Thursday,23 November, 2017
Current issue | Issue 1320, (17 - 23 November 2016)
Thursday,23 November, 2017
Issue 1320, (17 - 23 November 2016)

Ahram Weekly

Lebanon’s deadlock over?

Despite the end of the political deadlock in Lebanon, it seems unlikely that the new government will address the country’s essential problems, writes Mona Alami

Al-Ahram Weekly

The political deadlock at the head of the Lebanese state finally ended on 31 October with the election of Michel Aoun as Lebanon’s president, followed by the swift nomination of Prime Minister Saad Al-Hariri.

The elections highlight several fresh trends prevailing on the Lebanese political scene, including the willingness of the country’s political parties to compromise and to produce surprising new alignments. However, while the new appointments will bring much-needed stability to the country, it is unlikely that they will change the dysfunctions of the current power-sharing system or address Lebanese citizens’ mounting concerns.

Until 31 October, the Lebanese parliament had convened 45 times over a two-and-a-half-year period in attempts to reach the needed quorum for the presidential elections. The Shia group Hizbullah and its allies had refused to attend without guarantees of the election of their candidate Michel Aoun.

The latter’s election was only made possible with the support of Hizbullah and Aoun’s foe, Prime Minister Saad Al-Hariri. Hizbullah is accused of being involved in the assassination of Al-Hariri’s father, former prime minister Rafik Al-Hariri, in 2005.

According to sources close to the former prime minister, Al-Hariri’s recent pivot towards Hizbullah was motivated by several calculations, including a shift in the balance of military power in Syria in favour of the regime led by President Bashar Al-Assad, a staunch ally of Hizbullah and Aoun.

In addition, Al-Hariri has been weakened locally recently, with his candidates performing poorly in municipal elections and his company, Oger, believed to be on the verge of bankruptcy.

The shift that led to Aoun’s election and Al-Hariri’s appointment is unprecedented in Lebanon. The political factions in the country rarely come to such conclusions and are generally forced to compromise by foreign powers. In the pre-2005 period and up until the end of the Syrian occupation, it was Al-Assad who was the ultimate decision-maker in Lebanon. In 2008, the Doha Agreement framed by foreign powers brokered the formation of a consensus government followed by the election of president Michel Sleiman.

This time round, and unlike before the preceding deadlines, Aoun’s election and Al-Hariri’s appointment were the result of intense negotiations and a locally brokered deal between arch enemies.

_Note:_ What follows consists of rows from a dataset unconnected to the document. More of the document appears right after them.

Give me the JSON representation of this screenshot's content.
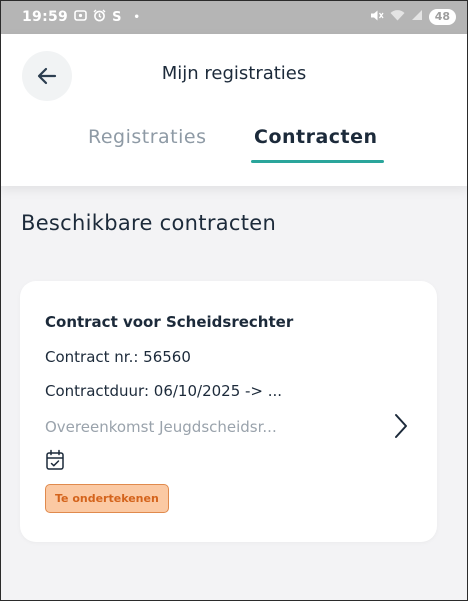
{
  "status_bar": {
    "time": "19:59",
    "left_icons": [
      "screenshot-icon",
      "alarm-icon"
    ],
    "carrier_letter": "S",
    "dot": "•",
    "battery": "48",
    "right_icons": [
      "mute-icon",
      "wifi-icon",
      "signal-icon"
    ]
  },
  "header": {
    "title": "Mijn registraties",
    "back_icon": "arrow-left-icon",
    "tabs": [
      {
        "label": "Registraties",
        "active": false
      },
      {
        "label": "Contracten",
        "active": true
      }
    ],
    "accent_color": "#2aa59b"
  },
  "main": {
    "section_title": "Beschikbare contracten",
    "contracts": [
      {
        "title": "Contract voor Scheidsrechter",
        "number_line": "Contract nr.: 56560",
        "duration_line": "Contractduur: 06/10/2025 -> ...",
        "description": "Overeenkomst Jeugdscheidsr...",
        "date_icon": "calendar-check-icon",
        "status_badge": "Te ondertekenen",
        "badge_color": "#fbc9a3",
        "open_icon": "chevron-right-icon"
      }
    ]
  }
}
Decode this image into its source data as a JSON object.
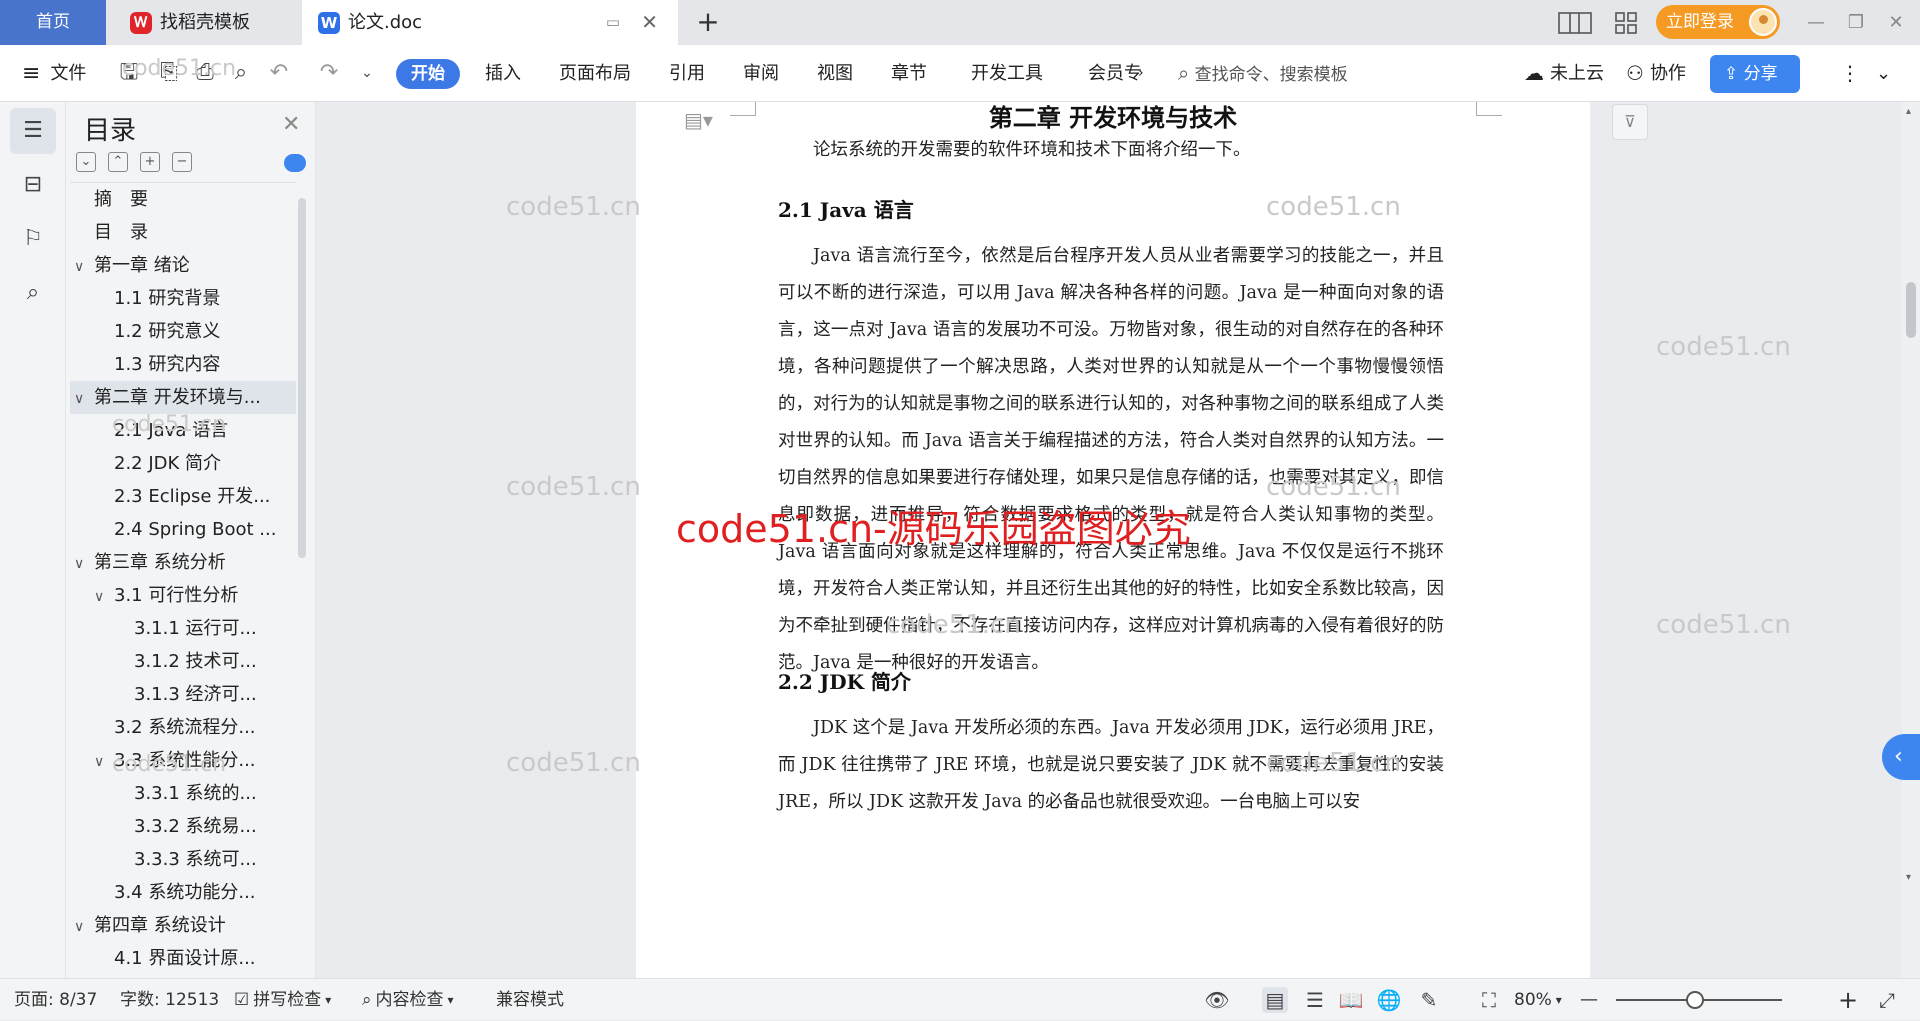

This has ushered in new and incoherent alliances in a country divided between two large coalitions: A pro-Western and Arab March 14 Movement led by Al-Hariri’s Future Party and the March 8 Movement led by Hizbullah and including Aoun’s Free Patriotic Movement backed by Syria and Iran.

These coalitions now hold no more, as Aoun’s haphazard majority is comprised of the Future Movement as well as Hizbullah. The million-dollar question now is how this fresh majority will function given Al-Hariri’s rivalry with both Aoun and Hizbullah.  

Despite these uncertain dynamics, the election of Aoun and Al-Hariri’s appointment will bring stability to the system.

Lebanon has been facing paralysis at the level of its political institutions, which has been reflected in poor economic performance, soaring public debt and questions about the country’s financial stability.

The presidency and the formation of a new government will allow for much-needed appointments in key positions such as the Central Bank governor among others, and they should restore confidence. Yet, it is doubtful that they will change the power-sharing agreement prevailing in Lebanon, which is based on the division of the country’s resources between prominent sectarian leaders. In this framework, Hizbullah, the only faction to retain its military power after the country’s civil war, will not lose its position as Lebanon’s most powerful political player, and there will not be an end to the disconnect between the political class and the Lebanese people.

The country’s political leaders will continue to fight, while agreeing on their portfolios in the Al-Hariri-led government.

They will continue enriching themselves without addressing the problems faced by the country, which include electricity cuts, water shortages, rampant corruption, non-existent economic reforms and massive youth emigration.

The resolution of Lebanon’s painful political battle will stabilise the country in the short run and preserve its security in a region engulfed by sectarian fires. But it will fail in the long term to bring the much-needed reforms that will ensure the economic and political rebuilding necessary to Lebanon’s survival.


The writer is a researcher on Lebanese politics.